Produced feature films (2019)
- Total: 59

Number of admissions (2017)
- Total: 72,840,000
- National films: 4,520,000 (6.2%)

Gross box office (2017)
- Total: RM984 million US$246 million
- National films: RM57.6 million (5.9%)

= Cinema of Malaysia =

The cinema of Malaysia consists of feature films produced in Malaysia: mostly shot and produced in Malay, but also Mandarin, Cantonese, Tamil, English and various indigenous languages.

Malaysia produces about 60 feature films and 300–400 television dramas and serials per year, in addition to the in-house productions of individual television stations. The country also holds its own annual national level film awards, known as the Malaysia Film Festival. There are about 150 cinemas and cineplexes in Malaysia, which show both domestic and foreign produced films. Foreign film producers are welcome to shoot on location in Malaysia and to undertake film co-production ventures, which provide local artists and those with technical roles to with the opportunity to gain exposure and experience. Currently, the Malaysian film industry faces competition from surrounding regional cinemas such as those from Indonesia, Thailand, the Philippines and India.

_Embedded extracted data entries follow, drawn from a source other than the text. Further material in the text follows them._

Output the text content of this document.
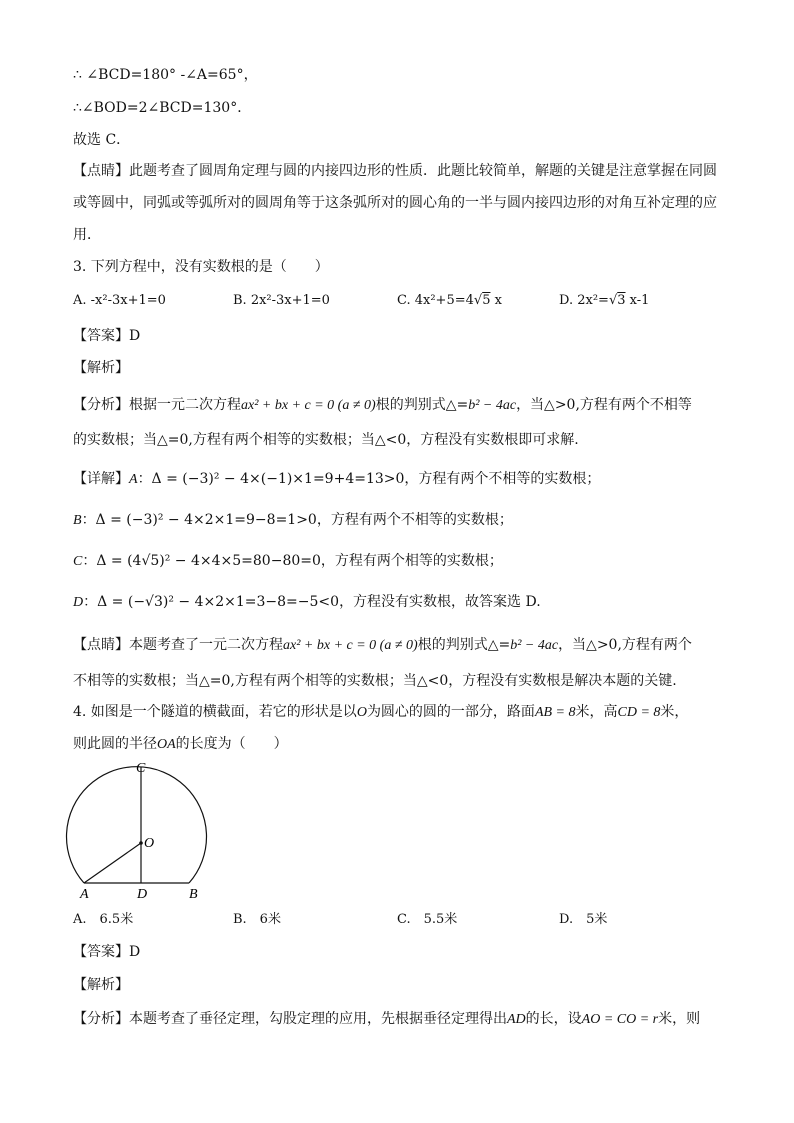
∴ ∠BCD=180° -∠A=65°，
∴∠BOD=2∠BCD=130°．
故选 C．
【点睛】此题考查了圆周角定理与圆的内接四边形的性质．此题比较简单，解题的关键是注意掌握在同圆
或等圆中，同弧或等弧所对的圆周角等于这条弧所对的圆心角的一半与圆内接四边形的对角互补定理的应
用．
3. 下列方程中，没有实数根的是（　　）
A. -x²-3x+1=0	B. 2x²-3x+1=0	C. 4x²+5=4√5 x	D. 2x²=√3 x-1
【答案】D
【解析】
【分析】根据一元二次方程ax² + bx + c = 0 (a ≠ 0)根的判别式△=b² − 4ac，当△>0,方程有两个不相等
的实数根；当△=0,方程有两个相等的实数根；当△<0，方程没有实数根即可求解.
【详解】A：Δ = (−3)² − 4×(−1)×1=9+4=13>0，方程有两个不相等的实数根；
B：Δ = (−3)² − 4×2×1=9−8=1>0，方程有两个不相等的实数根；
C：Δ = (4√5)² − 4×4×5=80−80=0，方程有两个相等的实数根；
D：Δ = (−√3)² − 4×2×1=3−8=−5<0，方程没有实数根，故答案选 D.
【点睛】本题考查了一元二次方程ax² + bx + c = 0 (a ≠ 0)根的判别式△=b² − 4ac，当△>0,方程有两个
不相等的实数根；当△=0,方程有两个相等的实数根；当△<0，方程没有实数根是解决本题的关键.
4. 如图是一个隧道的横截面，若它的形状是以O为圆心的圆的一部分，路面AB = 8米，高CD = 8米，
则此圆的半径OA的长度为（　　）
C
O
A	D	B
A.　6.5米	B.　6米	C.　5.5米	D.　5米
【答案】D
【解析】
【分析】本题考查了垂径定理，勾股定理的应用，先根据垂径定理得出AD的长，设AO = CO = r米，则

Currently internationally famous Malaysian actors include Academy Award winner Michelle Yeoh and Henry Golding.
==Colonial history==
===Early films, 1933–41===
The exact beginning of cinema medium in constituent countries of present day Malaysia is contested: some say footage of Queen Victoria's golden jubilee was first such event in Kuala Lumpur attended by friendly royals , others say it was in 1902. Nevertheless during this time, cinema was an entertainment restricted to only the colonial elite and adjacent class.

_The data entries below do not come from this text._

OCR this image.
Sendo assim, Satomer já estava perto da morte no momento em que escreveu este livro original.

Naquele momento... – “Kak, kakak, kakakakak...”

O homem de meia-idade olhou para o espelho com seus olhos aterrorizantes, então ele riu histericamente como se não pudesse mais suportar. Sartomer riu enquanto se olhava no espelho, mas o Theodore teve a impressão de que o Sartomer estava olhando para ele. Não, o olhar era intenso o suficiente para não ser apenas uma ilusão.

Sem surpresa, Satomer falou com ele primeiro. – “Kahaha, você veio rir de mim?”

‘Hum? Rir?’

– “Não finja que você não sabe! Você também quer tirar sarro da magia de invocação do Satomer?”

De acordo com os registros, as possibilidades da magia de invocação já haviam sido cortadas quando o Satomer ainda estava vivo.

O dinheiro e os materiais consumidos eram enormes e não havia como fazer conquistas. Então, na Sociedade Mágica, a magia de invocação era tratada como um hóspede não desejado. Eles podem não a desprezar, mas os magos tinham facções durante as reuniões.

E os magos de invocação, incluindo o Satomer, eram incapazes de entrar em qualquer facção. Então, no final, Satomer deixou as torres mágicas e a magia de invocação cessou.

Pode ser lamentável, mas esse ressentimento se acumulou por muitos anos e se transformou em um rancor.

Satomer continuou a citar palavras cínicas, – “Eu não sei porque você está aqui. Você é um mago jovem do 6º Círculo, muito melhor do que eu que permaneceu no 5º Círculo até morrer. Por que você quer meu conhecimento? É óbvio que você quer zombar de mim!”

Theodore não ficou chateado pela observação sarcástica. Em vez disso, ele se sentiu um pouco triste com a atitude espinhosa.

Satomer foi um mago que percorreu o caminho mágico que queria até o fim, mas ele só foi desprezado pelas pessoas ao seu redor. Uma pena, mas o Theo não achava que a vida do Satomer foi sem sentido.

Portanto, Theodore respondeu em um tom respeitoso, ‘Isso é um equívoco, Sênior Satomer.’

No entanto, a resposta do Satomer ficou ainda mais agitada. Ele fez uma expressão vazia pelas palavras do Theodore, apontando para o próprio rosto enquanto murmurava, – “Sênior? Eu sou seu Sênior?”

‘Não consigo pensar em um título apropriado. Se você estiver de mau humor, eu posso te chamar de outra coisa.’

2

Malaysian cinema as truly experienced by its public began in 1933 with Leila Majnun, which is based on a classical Persian story of two ill-fated lovers. Directed by B.S. Rajhans and produced by the Singapore-based Motilal Chemical Company of Bombay, the cast was derived from a local bangsawan group. Inspired by the success of this project, two brothers, Run Run and Run Me Shaw, decided in 1937 to import filmmaking equipment from Shanghai and begin the production of Malay films in a small studio at Ampas Road in Singapore. However, they were only able to produce five or six films prior to the Japanese invasion in 1941.

Many actors from these early films came from the bangsawan theatre scene, bringing the exaggerated character of their usual performances to the new art form, aided by the endorsement of the Shaw Brothers.

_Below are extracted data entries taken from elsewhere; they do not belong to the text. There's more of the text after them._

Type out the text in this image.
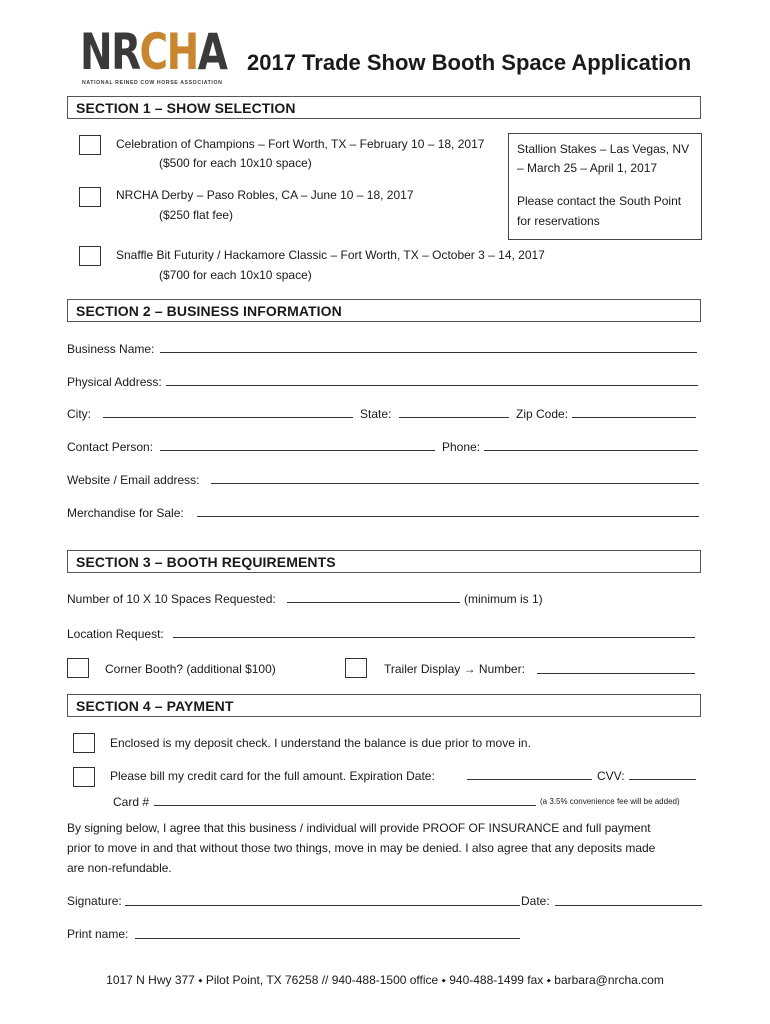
NRCHA
NATIONAL REINED COW HORSE ASSOCIATION
2017 Trade Show Booth Space Application
SECTION 1 – SHOW SELECTION
Celebration of Champions – Fort Worth, TX – February 10 – 18, 2017
($500 for each 10x10 space)
NRCHA Derby – Paso Robles, CA – June 10 – 18, 2017
($250 flat fee)
Stallion Stakes – Las Vegas, NV
– March 25 – April 1, 2017
Please contact the South Point
for reservations
Snaffle Bit Futurity / Hackamore Classic – Fort Worth, TX – October 3 – 14, 2017
($700 for each 10x10 space)
SECTION 2 – BUSINESS INFORMATION
Business Name:
Physical Address:
City:	State:	Zip Code:
Contact Person:	Phone:
Website / Email address:
Merchandise for Sale:
SECTION 3 – BOOTH REQUIREMENTS
Number of 10 X 10 Spaces Requested:	(minimum is 1)
Location Request:
Corner Booth? (additional $100)	Trailer Display → Number:
SECTION 4 – PAYMENT
Enclosed is my deposit check. I understand the balance is due prior to move in.
Please bill my credit card for the full amount. Expiration Date:	CVV:
Card #	(a 3.5% convenience fee will be added)
By signing below, I agree that this business / individual will provide PROOF OF INSURANCE and full payment
prior to move in and that without those two things, move in may be denied. I also agree that any deposits made
are non-refundable.
Signature:	Date:
Print name:
1017 N Hwy 377 ⬩ Pilot Point, TX 76258 // 940-488-1500 office ⬩ 940-488-1499 fax ⬩ barbara@nrcha.com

===Under Japanese occupation, 1941–45===
In 1941, when the Japanese occupied Malaya, the first Japanese film companies found local film production to be extremely limited. The exhibition market was dominated by overseas Chinese companies, most notably the Shaw Brothers. The Japanese would later use Malaya for exactly the same purposes, even receiving the help of the Shaws to break into their extensive Southeast Asian film exhibition network. Although Malaya never became a major film production center under the Japanese, it was a strategically important film market for Japan and a convenient outpost for moving films into and out of Southeast Asia.

The Japanese film studios shot a number of films in Shonan (what the Japanese renamed Singapore during the occupation) depicting the area in similar ways to the Japanese frontier. Films such as Southern Winds II (続・南の風, 1942, Shochiku Studios), Tiger of Malay (マライの虎, 1942, Daiei Studios) or Singapore All-Out Attack (シンガポール総攻撃, 1943, Daiei Studios) presented the area as an exotic land rich in resources, occupied by simple but honest people. Japanese colonial films also associated the region with sex as many 'Karayuki-san', or prostitutes, had been either sold to brothels or chosen to go to Southeast Asia to earn money around the turn of the century. Karayuki-san (からゆきさん, 1937, Toho Studios), Kinoshita Keisuke's Flowering Port (花咲く港, 1943, Shochiku Studios), and later, Imamura Shohei's Whoremonger (女衒, 1987, Toei Studios), which were all shot at least partly on location, are examples of the extent to which this subgenre dominates the representations of Malaya in Japanese cinema.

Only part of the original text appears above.